As we can see, the smallest WSS and biggest R2 value is given by K = 7. But when we see the Cluster Plot, there is no significance different between K = 7 and the K = 6, therefore we will use K = 6 as the number of Clusters, since we don’t want too many Clusters and focusing our treatment to the Customers.
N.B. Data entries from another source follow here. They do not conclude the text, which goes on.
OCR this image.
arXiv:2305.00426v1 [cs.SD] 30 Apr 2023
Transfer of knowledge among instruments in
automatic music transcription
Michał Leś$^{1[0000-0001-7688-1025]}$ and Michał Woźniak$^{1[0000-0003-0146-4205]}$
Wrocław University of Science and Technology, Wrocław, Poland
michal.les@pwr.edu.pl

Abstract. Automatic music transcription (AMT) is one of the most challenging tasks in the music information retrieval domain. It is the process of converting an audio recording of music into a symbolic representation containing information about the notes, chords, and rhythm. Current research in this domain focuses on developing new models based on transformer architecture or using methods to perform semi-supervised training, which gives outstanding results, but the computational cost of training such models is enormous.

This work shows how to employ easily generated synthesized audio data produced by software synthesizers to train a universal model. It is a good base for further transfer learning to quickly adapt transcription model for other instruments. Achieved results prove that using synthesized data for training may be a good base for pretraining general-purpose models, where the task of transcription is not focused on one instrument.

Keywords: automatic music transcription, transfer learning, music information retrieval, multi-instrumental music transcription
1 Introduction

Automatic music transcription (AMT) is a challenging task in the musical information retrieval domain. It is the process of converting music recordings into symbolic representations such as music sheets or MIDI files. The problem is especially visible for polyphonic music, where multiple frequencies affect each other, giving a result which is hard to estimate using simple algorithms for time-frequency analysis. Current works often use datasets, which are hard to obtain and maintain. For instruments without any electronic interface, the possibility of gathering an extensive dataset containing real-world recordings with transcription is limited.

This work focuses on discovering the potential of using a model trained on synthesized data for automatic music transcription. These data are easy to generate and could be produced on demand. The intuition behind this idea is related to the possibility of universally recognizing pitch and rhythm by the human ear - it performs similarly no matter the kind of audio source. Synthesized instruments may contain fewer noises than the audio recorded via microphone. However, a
## BALANCE BALANCE_FREQUENCY PURCHASES ONEOFF_PURCHASES
## 1 40.90075 0.818182 95.40 0.00
## 2 3202.46742 0.909091 0.00 0.00
## 3 2495.14886 1.000000 773.17 773.17
## 5 817.71434 1.000000 16.00 16.00
## 6 1809.82875 1.000000 1333.28 0.00
## 7 627.26081 1.000000 7091.01 6402.63
## 8 1823.65274 1.000000 436.20 0.00
## 9 1014.92647 1.000000 861.49 661.49
## 10 152.22598 0.545455 1281.60 1281.60
## 11 1293.12494 1.000000 920.12 0.00
## INSTALLMENTS_PURCHASES CASH_ADVANCE PURCHASES_FREQUENCY
## 1 95.40 0.000 0.166667
## 2 0.00 6442.945 0.000000
## 3 0.00 0.000 1.000000
## 5 0.00 0.000 0.083333
## 6 1333.28 0.000 0.666667
## 7 688.38 0.000 1.000000
## 8 436.20 0.000 1.000000
## 9 200.00 0.000 0.333333
## 10 0.00 0.000 0.166667
## 11 920.12 0.000 1.000000
## ONEOFF_PURCHASES_FREQUENCY PURCHASES_INSTALLMENTS_FREQUENCY
## 1 0.000000 0.083333
## 2 0.000000 0.000000
## 3 1.000000 0.000000
## 5 0.083333 0.000000
## 6 0.000000 0.583333
## 7 1.000000 1.000000
## 8 0.000000 1.000000
## 9 0.083333 0.250000
## 10 0.166667 0.000000
## 11 0.000000 1.000000
## CASH_ADVANCE_FREQUENCY CASH_ADVANCE_TRX PURCHASES_TRX CREDIT_LIMIT
## 1 0.00 0 2 1000
## 2 0.25 4 0 7000
## 3 0.00 0 12 7500
## 5 0.00 0 1 1200
## 6 0.00 0 8 1800
## 7 0.00 0 64 13500
## 8 0.00 0 12 2300
## 9 0.00 0 5 7000
## 10 0.00 0 3 11000
## 11 0.00 0 12 1200
## PAYMENTS MINIMUM_PAYMENTS PRC_FULL_PAYMENT TENURE CLUSTER
## 1 201.8021 139.5098 0.000000 12 2
## 2 4103.0326 1072.3402 0.222222 12 6
## 3 622.0667 627.2848 0.000000 12 3
## 5 678.3348 244.7912 0.000000 12 2
## 6 1400.0578 2407.2460 0.000000 12 3
## 7 6354.3143 198.0659 1.000000 12 4
## 8 679.0651 532.0340 0.000000 12 3
## 9 688.2786 311.9634 0.000000 12 2
## 10 1164.7706 100.3023 0.000000 12 2
## 11 1083.3010 2172.6978 0.000000 12 3
After determine the number of Clusters, now we will take a look closer to their characteristics and determine what kind of treatments that may effective:
- Cluster 1 (Red) with 2765 Customers: Customer on this Cluster tend to keep their Credit Card and avoid to use it for transactions (Low Purchases), we could give them some gimmicks as the first user, so they will attracted to use their Credit Card more often.
- Cluster 2 (Blue) with 616 Customers: This Clusters filled with Customers that tend to have low Credit Limit and Payments. Probably most of them are still on approval/review process.
- Cluster 3 (Green) with 3472 Customers: Have a similar behavior with Cluster 1 and 2, but they also have low Cash Advance. This might indicates they are non-potential customers.
- Cluster 4 (Purple) with 734 Customers: Customers in this Cluster are potential, since they spend Purchases in medium amount. A cash back or discount program may attract them to use their credit card in bigger Purchase.
- Cluster 5 (Orange) with Customers: This is our “Big Spenders”. They use their Credit Cards effectively with big Purchases. Point Rewaed/Loyalty Program may keep them on using the Credit Card.
- Cluster 6 (Yellow) with 1019 Customers: This Clusters actually a quite potential Customers. They give a lot cash in advance, but unfortunatley their spending on Purchases is still minimum. We should attract them to apply installment even with the 0% interest at the beginning.